The present invention provides, in one embodiment, a method of fabricating a cathode requiring relatively few and somewhat simple steps. In one embodiment, the present invention also provides a method of fabricating a cathode which eliminates the conventional requirement for separately patterning passivation layers and metallic gate chromium. Further, in one embodiment, the present invention also provides a method of fabricating a cathode which reduces manufacturing costs and increases the efficiency and productivity of manufacturing lines engaged in cathode fabrication. Further still, the present invention provides, in one embodiment, a method of fabricating a cathode which reduces the unit cost of thin CRT""s manufactured therewith.
In one embodiment, a novel method effectuates fabrication of a cathode by a process requiring relatively few and somewhat simpler steps. The process, in one embodiment, involves a number of steps involving technologies well known in the art. Importantly however, In the present embodiment, the requirement for at least one of the direct via masking steps, required by conventional cathode fabrication processes, is eliminated.

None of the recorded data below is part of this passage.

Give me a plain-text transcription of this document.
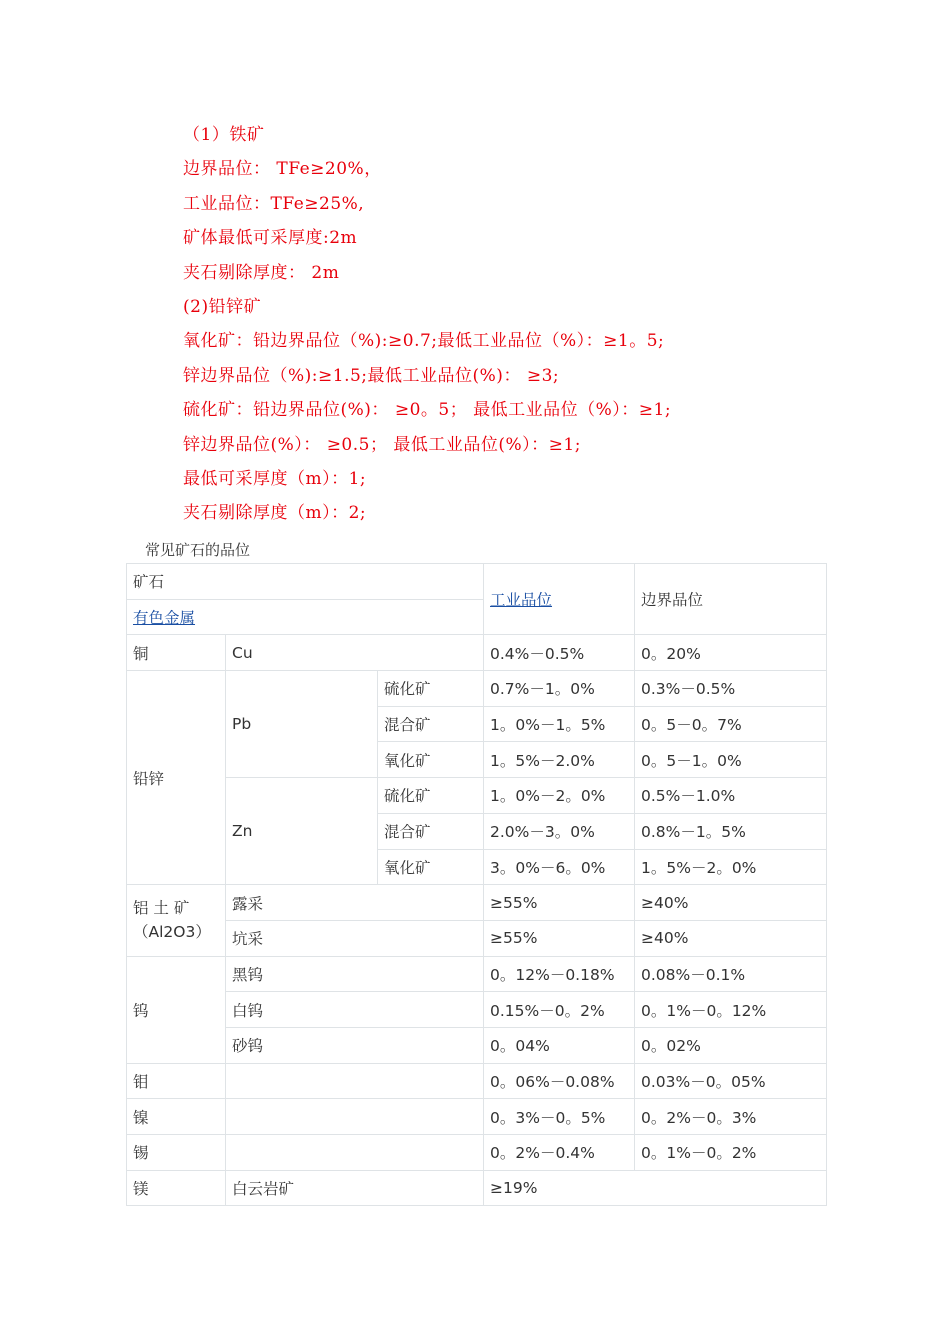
（1）铁矿
边界品位： TFe≥20%，
工业品位：TFe≥25%,
矿体最低可采厚度:2m
夹石剔除厚度： 2m
(2)铅锌矿
氧化矿：铅边界品位（%):≥0.7;最低工业品位（%）：≥1。5;
锌边界品位（%):≥1.5;最低工业品位(%)： ≥3;
硫化矿：铅边界品位(%)： ≥0。5； 最低工业品位（%）：≥1;
锌边界品位(%）： ≥0.5； 最低工业品位(%）：≥1;
最低可采厚度（m）：1;
夹石剔除厚度（m）：2;
常见矿石的品位
矿石			工业品位	边界品位
有色金属				
铜	Cu		0.4%－0.5%	0。20%
铅锌	Pb	硫化矿	0.7%－1。0%	0.3%－0.5%
		混合矿	1。0%－1。5%	0。5－0。7%
		氧化矿	1。5%－2.0%	0。5－1。0%
	Zn	硫化矿	1。0%－2。0%	0.5%－1.0%
		混合矿	2.0%－3。0%	0.8%－1。5%
		氧化矿	3。0%－6。0%	1。5%－2。0%

铝 土 矿
（Al2O3）	露采		≥55%	≥40%
	坑采		≥55%	≥40%
钨	黑钨		0。12%－0.18%	0.08%－0.1%
	白钨		0.15%－0。2%	0。1%－0。12%
	砂钨		0。04%	0。02%
钼			0。06%－0.08%	0.03%－0。05%
镍			0。3%－0。5%	0。2%－0。3%
锡			0。2%－0.4%	0。1%－0。2%
镁	白云岩矿		≥19%	
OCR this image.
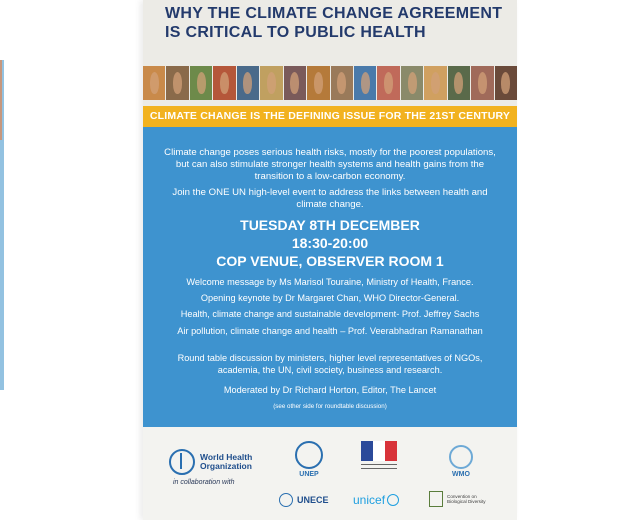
WHY THE CLIMATE CHANGE AGREEMENT
IS CRITICAL TO PUBLIC HEALTH
CLIMATE CHANGE IS THE DEFINING ISSUE FOR THE 21ST CENTURY

Climate change poses serious health risks, mostly for the poorest populations, but can also stimulate stronger health systems and health gains from the transition to a low-carbon economy.

Join the ONE UN high-level event to address the links between health and climate change.

TUESDAY 8TH DECEMBER

18:30-20:00

COP VENUE, OBSERVER ROOM 1

Welcome message by Ms Marisol Touraine, Ministry of Health, France.

Opening keynote by Dr Margaret Chan, WHO Director-General.

Health, climate change and sustainable development- Prof. Jeffrey Sachs

Air pollution, climate change and health – Prof. Veerabhadran Ramanathan

Round table discussion by ministers, higher level representatives of NGOs, academia, the UN, civil society, business and research.

Moderated by Dr Richard Horton, Editor, The Lancet

(see other side for roundtable discussion)
World Health
Organization
in collaboration with
UNEP	WMO
UNECE unicef	Convention on
Biological Diversity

The elimination of a metallic gate chromium masking and patterning requirement separate from passivation layer masking and patterning steps, in accordance with one embodiment of the present effectively eliminates or substantially reduces costs conventionally associated with executing the steps separately. This concomitantly reduces the total time necessary to complete the entire process. Advantageously, this increases production line efficiency and productivity, correspondingly reducing fabrication costs and unit costs of finished devices manufactured therewith.